In order to prevent that one pound per year weight gain that can be so hard to come off, the following foods should be avoided or at least eaten in extreme moderation:
Macaroni and cheese Cream based soups and bisques Cream and cheese based casseroles Cheesecake Pies with whipped cream and/or ice cream Cookies French fries, chili cheese fries, onion rings Creamy pot pies (with pastry top and bottom)
Just by making some slight alterations and by avoiding these fattening foods you will see that you will not only feel better but you can prevent packing on those unwanted pounds, too.
Holiday Cranberry Craze
Few people realize that the winter fruit that they typically see amongst their holiday spread is actually one of the most popular of the season: cranberries.
Cranberries are an excellent source of vitamin C and also an excellent source of fiber.
Cranberries alone can be particularly tart, but in a sauce, juice, or as an ingredient in cakes, stuffing or casseroles, this fruit becomes tastier.

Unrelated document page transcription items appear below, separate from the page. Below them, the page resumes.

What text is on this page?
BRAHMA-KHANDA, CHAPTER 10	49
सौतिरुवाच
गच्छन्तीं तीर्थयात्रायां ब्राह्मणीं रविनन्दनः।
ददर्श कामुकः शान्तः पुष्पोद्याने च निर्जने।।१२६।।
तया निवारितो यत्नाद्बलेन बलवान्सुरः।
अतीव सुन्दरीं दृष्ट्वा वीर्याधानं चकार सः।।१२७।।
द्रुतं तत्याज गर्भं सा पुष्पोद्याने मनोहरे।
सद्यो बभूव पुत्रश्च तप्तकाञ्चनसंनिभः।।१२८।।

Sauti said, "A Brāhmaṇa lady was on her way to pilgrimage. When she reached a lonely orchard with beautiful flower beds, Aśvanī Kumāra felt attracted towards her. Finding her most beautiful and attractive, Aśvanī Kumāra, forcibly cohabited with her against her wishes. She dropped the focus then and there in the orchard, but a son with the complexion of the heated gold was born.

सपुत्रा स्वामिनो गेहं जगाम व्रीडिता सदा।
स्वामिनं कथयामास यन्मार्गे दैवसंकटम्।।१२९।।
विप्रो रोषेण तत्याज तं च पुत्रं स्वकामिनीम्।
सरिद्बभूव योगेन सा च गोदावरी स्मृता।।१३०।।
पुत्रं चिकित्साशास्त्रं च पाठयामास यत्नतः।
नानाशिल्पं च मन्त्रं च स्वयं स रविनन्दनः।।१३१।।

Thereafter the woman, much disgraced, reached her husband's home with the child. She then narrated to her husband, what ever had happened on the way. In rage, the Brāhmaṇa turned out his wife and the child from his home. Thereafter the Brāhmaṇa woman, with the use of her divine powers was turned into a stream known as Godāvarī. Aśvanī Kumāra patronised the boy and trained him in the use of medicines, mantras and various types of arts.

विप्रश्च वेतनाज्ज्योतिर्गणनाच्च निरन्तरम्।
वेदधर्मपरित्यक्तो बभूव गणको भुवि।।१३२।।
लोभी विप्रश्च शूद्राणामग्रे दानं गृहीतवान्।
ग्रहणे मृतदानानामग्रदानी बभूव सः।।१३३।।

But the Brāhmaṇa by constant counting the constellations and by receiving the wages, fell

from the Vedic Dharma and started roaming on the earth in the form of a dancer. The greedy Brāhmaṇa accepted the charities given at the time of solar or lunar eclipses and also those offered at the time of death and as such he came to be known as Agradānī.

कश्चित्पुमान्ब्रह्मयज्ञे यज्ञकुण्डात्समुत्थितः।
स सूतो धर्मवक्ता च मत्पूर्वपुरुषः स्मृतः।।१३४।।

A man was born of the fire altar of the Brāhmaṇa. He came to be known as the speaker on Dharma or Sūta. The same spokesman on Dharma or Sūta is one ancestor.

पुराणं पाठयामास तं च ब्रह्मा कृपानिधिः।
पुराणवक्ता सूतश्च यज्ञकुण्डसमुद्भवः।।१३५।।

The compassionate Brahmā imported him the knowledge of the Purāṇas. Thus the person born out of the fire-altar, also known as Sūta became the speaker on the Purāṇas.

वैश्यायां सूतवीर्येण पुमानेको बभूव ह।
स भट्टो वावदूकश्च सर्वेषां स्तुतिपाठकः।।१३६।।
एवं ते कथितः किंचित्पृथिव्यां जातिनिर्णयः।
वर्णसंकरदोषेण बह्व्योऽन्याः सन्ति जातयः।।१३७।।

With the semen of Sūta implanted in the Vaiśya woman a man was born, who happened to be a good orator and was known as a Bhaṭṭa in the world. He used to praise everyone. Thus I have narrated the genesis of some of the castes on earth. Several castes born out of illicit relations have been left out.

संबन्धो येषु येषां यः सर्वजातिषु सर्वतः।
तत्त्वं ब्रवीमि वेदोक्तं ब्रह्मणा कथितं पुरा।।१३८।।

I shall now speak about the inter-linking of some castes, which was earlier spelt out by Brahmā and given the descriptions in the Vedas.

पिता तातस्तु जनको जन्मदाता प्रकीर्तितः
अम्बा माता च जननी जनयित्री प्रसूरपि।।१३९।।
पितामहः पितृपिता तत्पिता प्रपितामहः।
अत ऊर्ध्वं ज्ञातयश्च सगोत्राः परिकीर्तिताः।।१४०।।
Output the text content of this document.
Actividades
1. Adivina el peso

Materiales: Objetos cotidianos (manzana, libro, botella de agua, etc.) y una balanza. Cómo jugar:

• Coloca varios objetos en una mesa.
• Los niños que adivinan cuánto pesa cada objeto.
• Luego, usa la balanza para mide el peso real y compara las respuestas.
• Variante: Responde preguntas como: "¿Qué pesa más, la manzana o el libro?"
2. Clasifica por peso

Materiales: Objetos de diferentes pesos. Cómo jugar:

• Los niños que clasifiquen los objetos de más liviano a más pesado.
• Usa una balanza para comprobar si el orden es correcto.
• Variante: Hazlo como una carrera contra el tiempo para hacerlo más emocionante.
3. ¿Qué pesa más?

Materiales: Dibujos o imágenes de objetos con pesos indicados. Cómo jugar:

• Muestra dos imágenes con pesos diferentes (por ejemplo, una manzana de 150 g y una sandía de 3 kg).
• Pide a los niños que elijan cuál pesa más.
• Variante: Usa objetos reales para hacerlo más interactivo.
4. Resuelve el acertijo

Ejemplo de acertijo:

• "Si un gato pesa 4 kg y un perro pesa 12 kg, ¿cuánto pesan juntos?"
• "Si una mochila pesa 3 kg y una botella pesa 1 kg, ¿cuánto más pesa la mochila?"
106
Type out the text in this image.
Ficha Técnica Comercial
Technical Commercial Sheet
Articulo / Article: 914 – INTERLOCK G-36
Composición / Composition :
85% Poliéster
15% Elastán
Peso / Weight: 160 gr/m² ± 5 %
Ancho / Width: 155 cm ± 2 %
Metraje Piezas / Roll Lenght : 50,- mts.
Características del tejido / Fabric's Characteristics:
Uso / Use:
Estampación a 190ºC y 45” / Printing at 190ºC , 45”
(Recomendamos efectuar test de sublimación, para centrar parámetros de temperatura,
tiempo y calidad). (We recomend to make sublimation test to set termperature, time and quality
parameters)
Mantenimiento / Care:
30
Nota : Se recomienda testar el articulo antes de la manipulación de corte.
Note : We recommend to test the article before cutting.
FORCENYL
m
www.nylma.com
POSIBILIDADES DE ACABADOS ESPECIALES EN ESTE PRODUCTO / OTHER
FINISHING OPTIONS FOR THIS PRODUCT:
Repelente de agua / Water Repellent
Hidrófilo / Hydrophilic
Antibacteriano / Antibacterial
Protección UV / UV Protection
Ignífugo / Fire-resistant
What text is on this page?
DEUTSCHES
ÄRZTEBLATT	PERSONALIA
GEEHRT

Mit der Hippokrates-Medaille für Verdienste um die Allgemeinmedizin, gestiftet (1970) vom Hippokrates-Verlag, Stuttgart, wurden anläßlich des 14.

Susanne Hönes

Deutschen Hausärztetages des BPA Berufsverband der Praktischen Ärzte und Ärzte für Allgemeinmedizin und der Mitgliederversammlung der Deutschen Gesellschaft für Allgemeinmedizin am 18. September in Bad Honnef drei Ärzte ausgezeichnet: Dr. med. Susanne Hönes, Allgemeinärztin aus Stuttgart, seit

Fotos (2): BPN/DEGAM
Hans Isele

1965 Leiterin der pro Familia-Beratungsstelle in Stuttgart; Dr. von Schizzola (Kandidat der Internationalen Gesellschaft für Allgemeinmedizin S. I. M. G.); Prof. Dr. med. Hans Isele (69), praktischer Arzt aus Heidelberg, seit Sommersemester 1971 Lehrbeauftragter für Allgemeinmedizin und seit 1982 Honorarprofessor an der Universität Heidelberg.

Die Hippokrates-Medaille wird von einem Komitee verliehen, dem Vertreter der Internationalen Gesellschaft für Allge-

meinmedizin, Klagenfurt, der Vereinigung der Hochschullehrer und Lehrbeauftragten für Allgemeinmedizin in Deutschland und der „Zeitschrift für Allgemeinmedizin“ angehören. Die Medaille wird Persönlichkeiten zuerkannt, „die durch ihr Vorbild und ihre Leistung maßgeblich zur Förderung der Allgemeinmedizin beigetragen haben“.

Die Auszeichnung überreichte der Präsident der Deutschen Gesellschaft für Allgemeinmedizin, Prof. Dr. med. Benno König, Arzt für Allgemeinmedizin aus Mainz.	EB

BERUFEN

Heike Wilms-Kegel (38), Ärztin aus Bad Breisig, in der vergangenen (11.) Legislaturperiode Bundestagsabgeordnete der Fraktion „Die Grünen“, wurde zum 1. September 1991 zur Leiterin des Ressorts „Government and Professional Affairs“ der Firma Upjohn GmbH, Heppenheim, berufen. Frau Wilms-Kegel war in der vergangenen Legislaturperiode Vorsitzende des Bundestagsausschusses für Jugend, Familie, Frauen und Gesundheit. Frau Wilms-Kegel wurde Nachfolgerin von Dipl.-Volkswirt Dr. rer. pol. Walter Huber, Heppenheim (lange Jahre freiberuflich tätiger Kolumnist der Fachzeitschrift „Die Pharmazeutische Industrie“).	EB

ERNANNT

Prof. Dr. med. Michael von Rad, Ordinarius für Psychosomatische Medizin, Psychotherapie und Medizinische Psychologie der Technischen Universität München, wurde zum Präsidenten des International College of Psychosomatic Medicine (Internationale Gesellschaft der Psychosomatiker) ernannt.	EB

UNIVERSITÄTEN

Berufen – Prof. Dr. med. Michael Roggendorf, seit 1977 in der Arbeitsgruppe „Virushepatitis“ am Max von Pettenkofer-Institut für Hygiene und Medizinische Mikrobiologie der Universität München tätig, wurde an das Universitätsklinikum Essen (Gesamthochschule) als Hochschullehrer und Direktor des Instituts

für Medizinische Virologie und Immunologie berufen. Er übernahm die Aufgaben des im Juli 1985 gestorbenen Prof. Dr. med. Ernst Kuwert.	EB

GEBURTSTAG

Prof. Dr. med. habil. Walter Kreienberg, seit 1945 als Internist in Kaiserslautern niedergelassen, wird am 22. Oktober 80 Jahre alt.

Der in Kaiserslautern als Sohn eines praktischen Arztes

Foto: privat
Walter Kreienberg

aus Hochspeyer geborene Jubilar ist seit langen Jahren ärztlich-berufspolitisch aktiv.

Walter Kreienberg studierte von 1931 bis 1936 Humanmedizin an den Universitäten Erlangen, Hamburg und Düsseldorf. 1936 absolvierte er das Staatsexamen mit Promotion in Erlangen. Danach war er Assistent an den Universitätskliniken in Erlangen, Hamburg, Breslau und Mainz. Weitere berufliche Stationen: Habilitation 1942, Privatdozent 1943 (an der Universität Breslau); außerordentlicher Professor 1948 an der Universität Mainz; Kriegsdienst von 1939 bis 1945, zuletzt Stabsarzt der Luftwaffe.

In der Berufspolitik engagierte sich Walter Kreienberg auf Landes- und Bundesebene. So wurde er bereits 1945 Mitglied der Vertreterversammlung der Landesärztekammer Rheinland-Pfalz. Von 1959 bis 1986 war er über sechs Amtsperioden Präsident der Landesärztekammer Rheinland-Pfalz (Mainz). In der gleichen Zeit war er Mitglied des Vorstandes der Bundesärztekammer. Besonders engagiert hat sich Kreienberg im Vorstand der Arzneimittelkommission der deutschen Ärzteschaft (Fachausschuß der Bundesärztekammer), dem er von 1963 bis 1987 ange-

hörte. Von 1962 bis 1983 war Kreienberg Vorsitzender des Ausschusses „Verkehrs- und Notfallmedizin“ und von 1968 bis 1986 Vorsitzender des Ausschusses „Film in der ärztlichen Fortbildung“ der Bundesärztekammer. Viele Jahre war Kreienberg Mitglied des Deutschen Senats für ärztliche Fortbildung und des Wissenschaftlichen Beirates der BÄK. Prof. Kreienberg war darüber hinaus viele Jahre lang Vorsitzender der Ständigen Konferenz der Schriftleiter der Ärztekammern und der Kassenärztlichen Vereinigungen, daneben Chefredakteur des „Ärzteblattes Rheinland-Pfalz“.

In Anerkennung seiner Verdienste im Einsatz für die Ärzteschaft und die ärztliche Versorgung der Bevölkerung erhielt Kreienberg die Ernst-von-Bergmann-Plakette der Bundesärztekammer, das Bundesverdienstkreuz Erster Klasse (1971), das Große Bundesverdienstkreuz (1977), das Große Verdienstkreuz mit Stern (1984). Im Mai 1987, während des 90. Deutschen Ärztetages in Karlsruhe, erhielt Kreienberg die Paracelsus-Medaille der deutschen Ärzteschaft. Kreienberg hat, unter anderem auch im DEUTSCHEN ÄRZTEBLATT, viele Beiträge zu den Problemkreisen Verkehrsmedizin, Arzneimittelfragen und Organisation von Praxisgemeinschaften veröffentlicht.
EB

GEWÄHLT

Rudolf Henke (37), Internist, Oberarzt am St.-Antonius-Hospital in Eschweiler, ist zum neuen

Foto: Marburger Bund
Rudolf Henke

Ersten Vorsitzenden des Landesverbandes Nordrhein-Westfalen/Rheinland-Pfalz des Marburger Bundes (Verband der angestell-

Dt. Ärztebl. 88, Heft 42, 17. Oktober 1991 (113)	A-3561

When shopping for cranberries, choose cranberries that are shiny and not shriveled. A deep red or almost brown color actually signals freshness. A good cranberry should be hard.
Cranberries will keep up to two weeks in a refrigerator.
Healthy Tidbit: The Cookie Catch
Want to avoid packing on the pounds this holiday season when you are doing all of your holiday baking? Then follow these tips so you won't fall into the high-fat trap while baking:
Open the window : so the smell won't entice you to overeat!
Clean as you go along : put the beaters and spoons in soapy water right away so you won't want to lick them!
Avoid being sick : don't forget that Salmonella can be contracted through raw cookie dough!